No, not really. Especially when you factor-in some of the possible alternatives.

Such as the entire auto manufacturing sector in the UK dying completely. Which is happening in slow-motion anyway. (Rolls-Royce, Bentley, JLR, Mini, Lotus, Triumph, MG, Rover cars, BSA motorcycles, etc. are almost gone, or already gone)

There go a million existing UK jobs! (For just one example of it going wrong) And there go the additional one million UK jobs I’ve proposed.

But if UK unemployment hits 0% in the UK as I expect AND if one million new auto manufacturing jobs are created via this proposal, that means (on average) each of those additional one million auto workers will pay an average £20,000. income tax annually, and thousands of pounds in other taxes on their discretionary spending because almost every time you buy something in the UK you pay some kind of tax on it. New house, new car, new baby pram, you get the idea.

What is one million times £20,000. anyway? That’s £20 billion annually in income tax revenue HM government isn’t presently earning.

It’s even better if those one million additional workers spend every pound sterling they earn on taxable items in the UK. Maybe twice as good as the calculation above shows.

  • Check the math: 1,000,000 x £20,000. = £20,000,000,000. annual income tax revenue alone.
  • Over 10-years, that equals ‭£200 billion in tax revenue alone for HMG.
  • Yes, some of the £200 billion would be spent to build turnkey factories over that decade, but nowhere near all of it.

Remember: This is Just One Example of Why Britons Shouldn’t be Shrinking Back from Brexit!

Whether we’re talking Volkswagen Golf, BMW 5 Series, Audi A8, or whatever car you want to buy in the UK — if they don’t build them in the UK after Brexit — each vehicle imported into the UK would be subject to a £25,000 tariff.
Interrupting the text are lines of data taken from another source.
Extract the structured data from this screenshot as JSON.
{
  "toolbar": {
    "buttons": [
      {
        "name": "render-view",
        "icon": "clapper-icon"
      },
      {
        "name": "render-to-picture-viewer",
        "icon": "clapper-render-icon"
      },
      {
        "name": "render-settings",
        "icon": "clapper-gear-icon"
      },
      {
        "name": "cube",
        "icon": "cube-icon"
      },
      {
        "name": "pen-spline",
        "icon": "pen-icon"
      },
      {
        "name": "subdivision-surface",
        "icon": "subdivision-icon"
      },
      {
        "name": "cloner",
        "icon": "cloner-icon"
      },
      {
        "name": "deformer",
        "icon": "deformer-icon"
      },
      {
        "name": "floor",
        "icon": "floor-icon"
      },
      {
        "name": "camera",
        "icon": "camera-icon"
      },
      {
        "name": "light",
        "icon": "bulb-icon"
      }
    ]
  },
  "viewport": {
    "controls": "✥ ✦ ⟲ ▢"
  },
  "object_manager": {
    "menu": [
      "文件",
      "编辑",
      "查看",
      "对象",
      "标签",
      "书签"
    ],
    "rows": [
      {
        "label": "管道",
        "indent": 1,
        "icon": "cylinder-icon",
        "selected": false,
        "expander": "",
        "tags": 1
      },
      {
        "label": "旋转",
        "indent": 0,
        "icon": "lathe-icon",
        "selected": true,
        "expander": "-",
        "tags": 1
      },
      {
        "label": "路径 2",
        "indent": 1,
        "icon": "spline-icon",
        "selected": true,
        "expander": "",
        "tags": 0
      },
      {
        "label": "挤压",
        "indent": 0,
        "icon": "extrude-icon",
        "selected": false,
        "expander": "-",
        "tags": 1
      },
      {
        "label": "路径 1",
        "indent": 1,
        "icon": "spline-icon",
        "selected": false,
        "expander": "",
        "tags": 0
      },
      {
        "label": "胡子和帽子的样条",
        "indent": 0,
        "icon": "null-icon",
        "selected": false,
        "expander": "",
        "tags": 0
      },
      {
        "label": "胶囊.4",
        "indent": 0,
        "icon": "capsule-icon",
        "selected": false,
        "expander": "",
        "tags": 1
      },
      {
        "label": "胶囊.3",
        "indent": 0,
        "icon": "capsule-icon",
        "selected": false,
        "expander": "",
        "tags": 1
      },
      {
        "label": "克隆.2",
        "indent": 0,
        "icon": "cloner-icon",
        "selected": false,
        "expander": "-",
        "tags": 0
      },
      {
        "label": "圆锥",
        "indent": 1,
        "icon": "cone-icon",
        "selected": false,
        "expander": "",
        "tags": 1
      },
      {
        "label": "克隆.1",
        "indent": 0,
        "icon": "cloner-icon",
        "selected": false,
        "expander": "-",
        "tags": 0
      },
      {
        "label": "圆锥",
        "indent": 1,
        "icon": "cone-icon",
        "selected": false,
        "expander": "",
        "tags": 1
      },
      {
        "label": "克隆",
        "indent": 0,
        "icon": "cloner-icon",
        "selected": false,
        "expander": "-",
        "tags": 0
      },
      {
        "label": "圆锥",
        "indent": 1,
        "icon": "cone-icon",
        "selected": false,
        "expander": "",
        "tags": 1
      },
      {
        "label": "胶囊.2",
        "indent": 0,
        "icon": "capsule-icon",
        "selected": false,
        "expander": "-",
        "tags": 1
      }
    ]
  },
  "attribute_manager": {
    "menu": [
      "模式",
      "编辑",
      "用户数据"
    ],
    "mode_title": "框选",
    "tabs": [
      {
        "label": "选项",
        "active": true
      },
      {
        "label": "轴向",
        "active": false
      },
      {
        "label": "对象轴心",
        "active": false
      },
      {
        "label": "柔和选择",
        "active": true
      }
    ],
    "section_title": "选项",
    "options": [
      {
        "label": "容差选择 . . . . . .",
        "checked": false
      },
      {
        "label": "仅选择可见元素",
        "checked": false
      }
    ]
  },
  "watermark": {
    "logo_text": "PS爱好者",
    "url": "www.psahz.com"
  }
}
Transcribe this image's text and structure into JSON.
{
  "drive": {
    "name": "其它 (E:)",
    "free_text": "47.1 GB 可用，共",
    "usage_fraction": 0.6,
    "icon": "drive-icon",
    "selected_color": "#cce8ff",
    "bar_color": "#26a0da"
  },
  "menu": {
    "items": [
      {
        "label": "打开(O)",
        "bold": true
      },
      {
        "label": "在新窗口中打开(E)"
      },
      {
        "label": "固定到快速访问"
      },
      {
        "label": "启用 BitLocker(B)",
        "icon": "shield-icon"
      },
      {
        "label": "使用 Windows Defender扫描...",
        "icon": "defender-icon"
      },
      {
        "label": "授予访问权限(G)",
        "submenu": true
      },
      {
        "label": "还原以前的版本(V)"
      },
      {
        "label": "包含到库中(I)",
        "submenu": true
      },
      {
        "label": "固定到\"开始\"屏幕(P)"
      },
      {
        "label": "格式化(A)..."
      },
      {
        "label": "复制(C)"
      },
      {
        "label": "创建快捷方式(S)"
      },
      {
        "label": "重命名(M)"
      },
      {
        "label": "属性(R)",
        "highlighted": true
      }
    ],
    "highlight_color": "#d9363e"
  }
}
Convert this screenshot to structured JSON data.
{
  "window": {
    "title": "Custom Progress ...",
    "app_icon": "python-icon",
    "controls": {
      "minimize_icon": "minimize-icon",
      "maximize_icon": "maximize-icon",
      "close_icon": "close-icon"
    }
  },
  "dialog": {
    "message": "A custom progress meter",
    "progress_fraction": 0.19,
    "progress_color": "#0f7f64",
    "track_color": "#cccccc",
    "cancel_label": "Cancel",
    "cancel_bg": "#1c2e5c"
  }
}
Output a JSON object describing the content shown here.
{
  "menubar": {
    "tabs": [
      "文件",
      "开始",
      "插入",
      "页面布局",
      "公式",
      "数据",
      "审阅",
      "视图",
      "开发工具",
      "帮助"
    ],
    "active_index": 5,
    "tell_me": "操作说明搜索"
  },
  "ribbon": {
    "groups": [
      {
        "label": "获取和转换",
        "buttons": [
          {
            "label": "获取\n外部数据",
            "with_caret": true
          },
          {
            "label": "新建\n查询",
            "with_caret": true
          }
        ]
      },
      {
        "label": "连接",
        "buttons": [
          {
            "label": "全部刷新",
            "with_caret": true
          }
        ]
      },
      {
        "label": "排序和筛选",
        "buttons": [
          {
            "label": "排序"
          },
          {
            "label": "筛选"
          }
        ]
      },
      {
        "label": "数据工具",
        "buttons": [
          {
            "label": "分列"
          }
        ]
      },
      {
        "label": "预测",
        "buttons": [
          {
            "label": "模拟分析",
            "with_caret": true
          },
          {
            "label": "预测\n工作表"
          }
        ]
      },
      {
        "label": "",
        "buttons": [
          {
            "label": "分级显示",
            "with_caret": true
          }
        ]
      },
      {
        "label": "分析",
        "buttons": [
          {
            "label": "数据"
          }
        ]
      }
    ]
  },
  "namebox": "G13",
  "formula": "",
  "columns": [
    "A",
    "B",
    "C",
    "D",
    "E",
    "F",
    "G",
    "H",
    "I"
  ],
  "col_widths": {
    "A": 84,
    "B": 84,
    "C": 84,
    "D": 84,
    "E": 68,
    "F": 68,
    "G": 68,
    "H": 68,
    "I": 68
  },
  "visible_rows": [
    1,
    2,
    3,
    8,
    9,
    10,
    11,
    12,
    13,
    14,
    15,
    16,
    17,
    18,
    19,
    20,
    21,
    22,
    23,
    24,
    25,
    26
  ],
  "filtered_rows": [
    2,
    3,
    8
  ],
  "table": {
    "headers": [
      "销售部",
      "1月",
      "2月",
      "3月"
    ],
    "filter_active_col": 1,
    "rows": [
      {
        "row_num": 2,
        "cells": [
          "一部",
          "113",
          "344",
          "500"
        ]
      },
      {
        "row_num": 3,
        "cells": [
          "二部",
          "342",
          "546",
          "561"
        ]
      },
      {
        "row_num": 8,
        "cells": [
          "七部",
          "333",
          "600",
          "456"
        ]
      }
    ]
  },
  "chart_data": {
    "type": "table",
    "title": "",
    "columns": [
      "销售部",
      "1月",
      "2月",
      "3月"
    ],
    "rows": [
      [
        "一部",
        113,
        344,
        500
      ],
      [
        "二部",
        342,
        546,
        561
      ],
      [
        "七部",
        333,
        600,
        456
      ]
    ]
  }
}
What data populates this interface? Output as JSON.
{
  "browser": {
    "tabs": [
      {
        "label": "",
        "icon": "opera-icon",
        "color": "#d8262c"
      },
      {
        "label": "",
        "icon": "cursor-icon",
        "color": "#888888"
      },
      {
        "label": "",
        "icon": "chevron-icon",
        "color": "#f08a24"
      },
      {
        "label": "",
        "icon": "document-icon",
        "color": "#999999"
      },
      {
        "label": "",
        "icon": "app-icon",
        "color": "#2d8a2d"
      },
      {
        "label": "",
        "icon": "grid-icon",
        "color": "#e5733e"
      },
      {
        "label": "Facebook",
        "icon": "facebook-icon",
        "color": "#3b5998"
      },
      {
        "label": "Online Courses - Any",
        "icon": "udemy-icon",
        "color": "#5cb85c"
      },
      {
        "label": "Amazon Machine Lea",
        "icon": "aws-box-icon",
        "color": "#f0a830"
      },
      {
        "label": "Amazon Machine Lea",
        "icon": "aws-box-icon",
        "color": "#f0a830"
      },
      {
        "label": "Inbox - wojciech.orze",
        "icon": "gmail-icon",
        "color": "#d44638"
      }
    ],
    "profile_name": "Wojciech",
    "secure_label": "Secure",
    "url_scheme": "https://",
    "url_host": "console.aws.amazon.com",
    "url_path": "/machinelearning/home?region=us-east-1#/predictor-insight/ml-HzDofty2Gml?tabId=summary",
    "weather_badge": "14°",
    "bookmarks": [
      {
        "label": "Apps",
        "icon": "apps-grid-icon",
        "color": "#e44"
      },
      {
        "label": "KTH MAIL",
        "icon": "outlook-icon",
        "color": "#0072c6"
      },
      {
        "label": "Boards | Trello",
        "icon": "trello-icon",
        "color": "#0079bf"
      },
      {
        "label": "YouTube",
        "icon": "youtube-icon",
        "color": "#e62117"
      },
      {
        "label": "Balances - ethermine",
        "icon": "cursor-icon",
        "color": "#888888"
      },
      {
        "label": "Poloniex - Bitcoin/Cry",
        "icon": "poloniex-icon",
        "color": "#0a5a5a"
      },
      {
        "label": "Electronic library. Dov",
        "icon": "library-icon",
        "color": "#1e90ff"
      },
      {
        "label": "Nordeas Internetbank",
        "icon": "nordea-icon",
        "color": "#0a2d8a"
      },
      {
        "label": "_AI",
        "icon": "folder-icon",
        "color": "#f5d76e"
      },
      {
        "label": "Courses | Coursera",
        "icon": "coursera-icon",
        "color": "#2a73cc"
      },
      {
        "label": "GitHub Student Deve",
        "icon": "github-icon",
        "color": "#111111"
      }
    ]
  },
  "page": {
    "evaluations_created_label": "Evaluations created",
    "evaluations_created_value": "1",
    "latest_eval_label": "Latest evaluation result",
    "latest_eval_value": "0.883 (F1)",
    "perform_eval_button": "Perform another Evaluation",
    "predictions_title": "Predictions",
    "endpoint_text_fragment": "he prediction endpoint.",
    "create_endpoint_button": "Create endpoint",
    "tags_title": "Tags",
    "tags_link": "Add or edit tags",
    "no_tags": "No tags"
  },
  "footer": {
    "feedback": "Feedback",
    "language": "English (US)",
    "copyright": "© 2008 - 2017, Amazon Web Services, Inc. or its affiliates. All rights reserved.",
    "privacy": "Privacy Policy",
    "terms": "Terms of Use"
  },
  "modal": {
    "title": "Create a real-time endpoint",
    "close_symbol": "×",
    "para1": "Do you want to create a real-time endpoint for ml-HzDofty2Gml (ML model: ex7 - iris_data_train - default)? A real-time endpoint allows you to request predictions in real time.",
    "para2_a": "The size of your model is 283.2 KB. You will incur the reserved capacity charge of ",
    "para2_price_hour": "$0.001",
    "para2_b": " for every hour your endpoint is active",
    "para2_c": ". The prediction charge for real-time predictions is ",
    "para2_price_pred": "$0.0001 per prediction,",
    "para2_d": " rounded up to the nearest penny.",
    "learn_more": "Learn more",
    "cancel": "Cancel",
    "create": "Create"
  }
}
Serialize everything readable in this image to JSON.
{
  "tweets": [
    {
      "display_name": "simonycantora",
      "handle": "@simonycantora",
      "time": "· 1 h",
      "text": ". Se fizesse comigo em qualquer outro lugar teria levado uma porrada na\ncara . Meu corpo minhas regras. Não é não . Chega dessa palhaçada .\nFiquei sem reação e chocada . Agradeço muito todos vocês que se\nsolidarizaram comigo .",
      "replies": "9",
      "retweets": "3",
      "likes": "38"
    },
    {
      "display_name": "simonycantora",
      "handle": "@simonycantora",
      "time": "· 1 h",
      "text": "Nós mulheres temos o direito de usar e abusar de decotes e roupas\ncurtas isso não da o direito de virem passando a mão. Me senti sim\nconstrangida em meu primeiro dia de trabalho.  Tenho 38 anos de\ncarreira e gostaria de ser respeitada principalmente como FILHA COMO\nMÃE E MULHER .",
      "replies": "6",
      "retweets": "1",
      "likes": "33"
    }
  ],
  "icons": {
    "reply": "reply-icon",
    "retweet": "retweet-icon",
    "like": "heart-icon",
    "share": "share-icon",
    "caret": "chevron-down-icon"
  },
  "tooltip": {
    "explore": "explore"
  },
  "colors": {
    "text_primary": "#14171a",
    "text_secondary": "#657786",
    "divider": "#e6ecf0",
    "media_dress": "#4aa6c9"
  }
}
Because at present, those cars are built in the EU, by EU companies, by EU workers who pay EU income taxes, in EU-subsidized factories — and the UK is getting no benefit whatsoever — other than UK drivers are encouraged by slick advertising to hand over their hard earned money to EU car manufacturers.

However, if they build them in the UK — a no automobile tariff regime for those auto manufacturers would apply anywhere in the Commonwealth of Nations, under this proposal.

I posit that vehicles destined for the UK and Commonwealth market could and should be built in Britain, and by adopting better policies, UK manufacturing will succeed as never before!